The bigger difference, he explains, is how the industry is structured. “Every town has, maybe, one newspaper and three TV channels, and they end up covering city government in a very strong way. So, if a traffic light is broken, it can’t be broken for very long. The mayor can’t get up to a lot of mischief because there are these journalists with nothing to do,” he reasons. “Indian journalism remains big-city-based and so much of it is national news.”

Our coffees – an Iced Cafe Mocha for him and a Cappucino for me – have arrived, and Sreenivasan is going for the cookies that accompanied them with some enthusiasm. Almost helplessly, he tells me, “Please eat them,” but I’m more interested in talking to him.

When Sreenivasan graduated from Columbia University, the profession was on the cusp of the digital revolution. In the fall of 1994, the university’s journalism school offered its first class in digital media. Two years later, in 1996, “We went through a boom and bust in 1996,” he recollects, “and then the 2000 bubble and bust.” Did he see the bubble coming? Not quite, is the answer.

All this is relevant because there’s another massive change sweeping through journalism today. In mature markets, print is dying even as digital news platforms strive for financial success. Social media is challenging the monopoly over information and its distribution, while tablet and smartphone penetration grows. Having spent time as dean of student affairs at the Columbia Journalism School, Sreenivasan knows what news organisations want.

“I think the future of journalism is digitised but it’ll also be a lot more specialised because that will make you stand out at a time when everybody is a journalist,” he says.

I ask him to focus on India and what the rise of the internet, alongside the growing influence of social networking means for the country’s news industry. He takes the second question first. “You see a tendency in the government of India to overreact and shut down communication and free speech. That is terrible, and should be unacceptable,” Sreenivasan says bluntly, though he recognises the dangers of an unrestrained online social network. He mentions the recent rumour-fuelled exodus from Bangalore of those from the North-eastern states, and the arrest of a young woman for a Facebook post after Bal Thackeray’s death. Journalists, however, need to use social media to listen, rather than to push out information.

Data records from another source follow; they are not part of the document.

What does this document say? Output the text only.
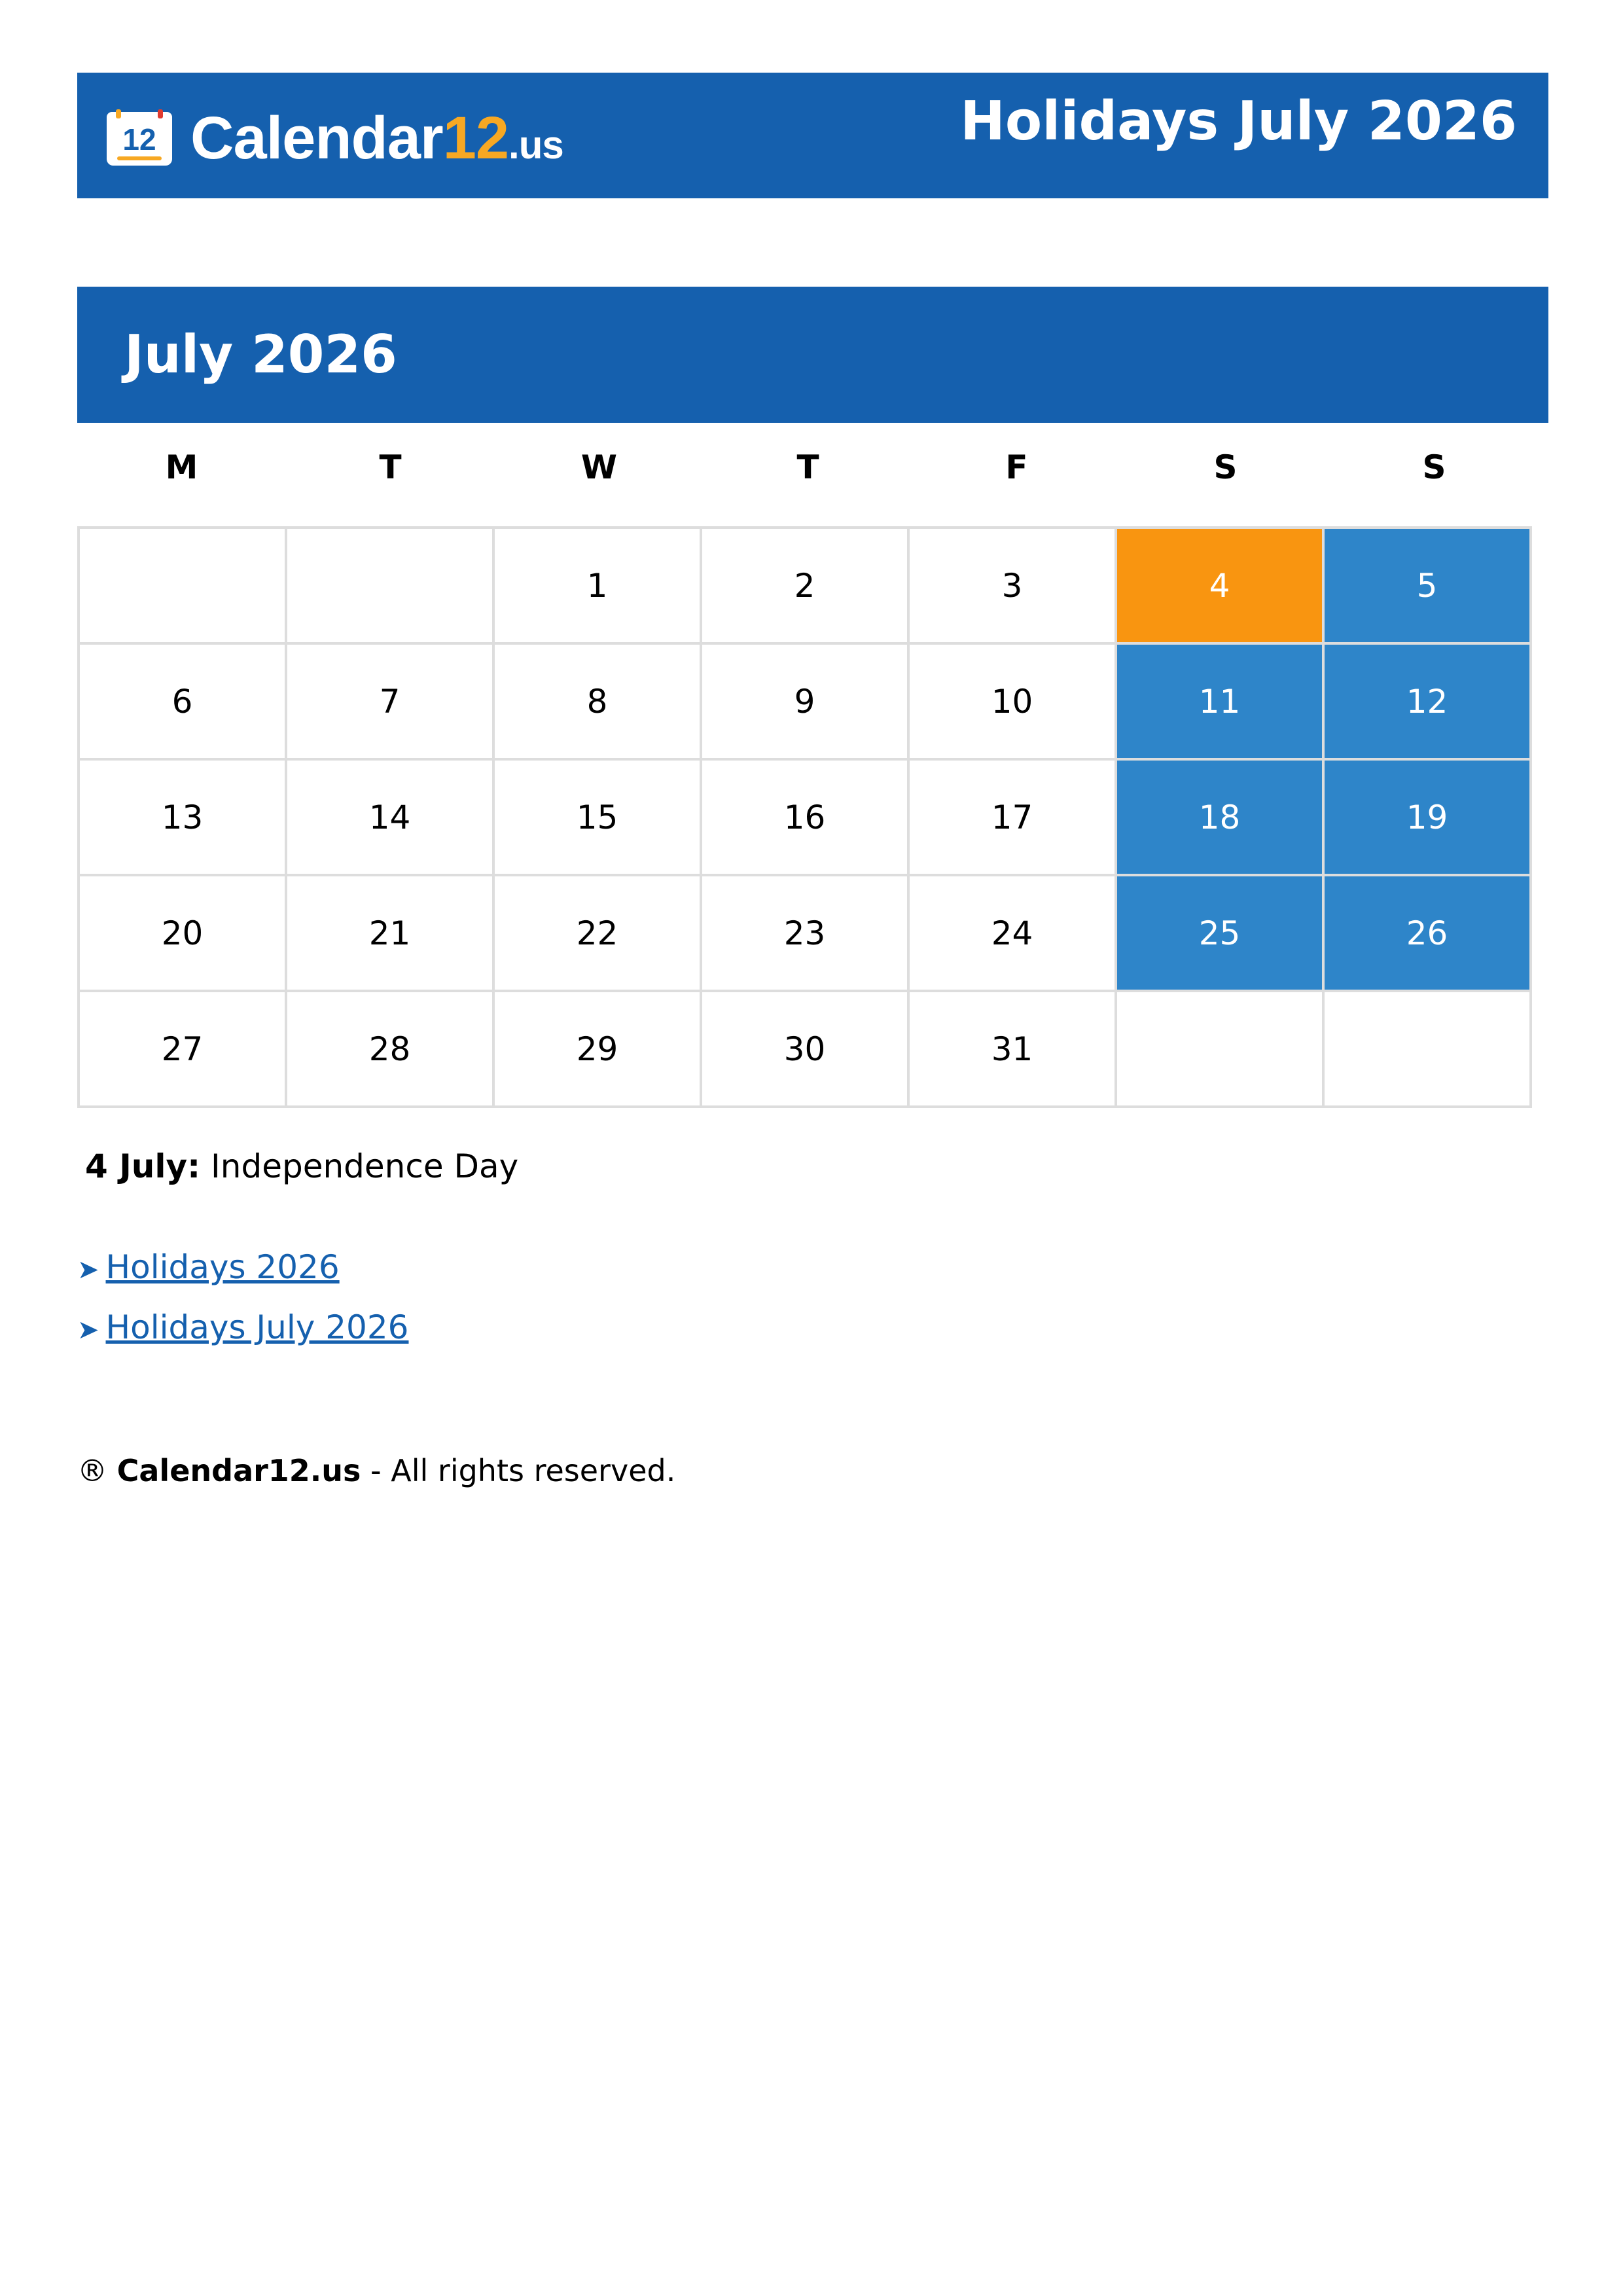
12 Calendar12.us	Holidays July 2026
July 2026
M	T	W	T	F	S	S
		1	2	3	4	5
6	7	8	9	10	11	12
13	14	15	16	17	18	19
20	21	22	23	24	25	26
27	28	29	30	31		
4 July: Independence Day
➤ Holidays 2026
➤ Holidays July 2026
® Calendar12.us - All rights reserved.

For the business of journalism, that sense of the unknown is more alarming. “(Although) there are exceptions, the websites of most Indian newspapers are kind of stuck in about 2010, 2008 or 2009, because there is no incentive for innovation,” Sreenivasan says, “In America, most newspapers and journalists in newspapers have an enormous fear of what’s going to happen. Fear leads to innovation. But here, because you’re so comfortable, there’s no incentive to try new things. Instead, you just coast along.”

The biggest problem for American newspapers, he continues, was that they were so enormously profitable and so successful in the last quarter century that they didn’t prepare. And although India’s growing literacy and (relatively) buoyant economy is making it easier for Indian (English-language) newspapers, evolution will catch up with the industry eventually. “India has four or five English business dailies. In America, there’s one English business daily and no one is starting another one,” he adds.

“There is a storm (coming) but you cannot see it,” he predicts, adding a tad ominously, “It may be five years from now, but if you’re smart, you’ll be preparing today and Indian newspapers haven’t done that.”

“The disruption that has come to media and everything else is about to come to education. American education has not changed in 350 years,” he says, “This word MOOCS (massive open online course) didn’t exist till September 2011 and now, suddenly, it’s all over the place.”

Yet, how does this fit in with his profile and training as a journalist, I ask? “I’ve been a teacher for 20 years, so it’s in my education background,” counters Sreenivasan quickly. And that is precisely why it isn’t to describe who exactly Sreenivasan is. Columbia University’s “CDO” would be accurate but barely comprehensive.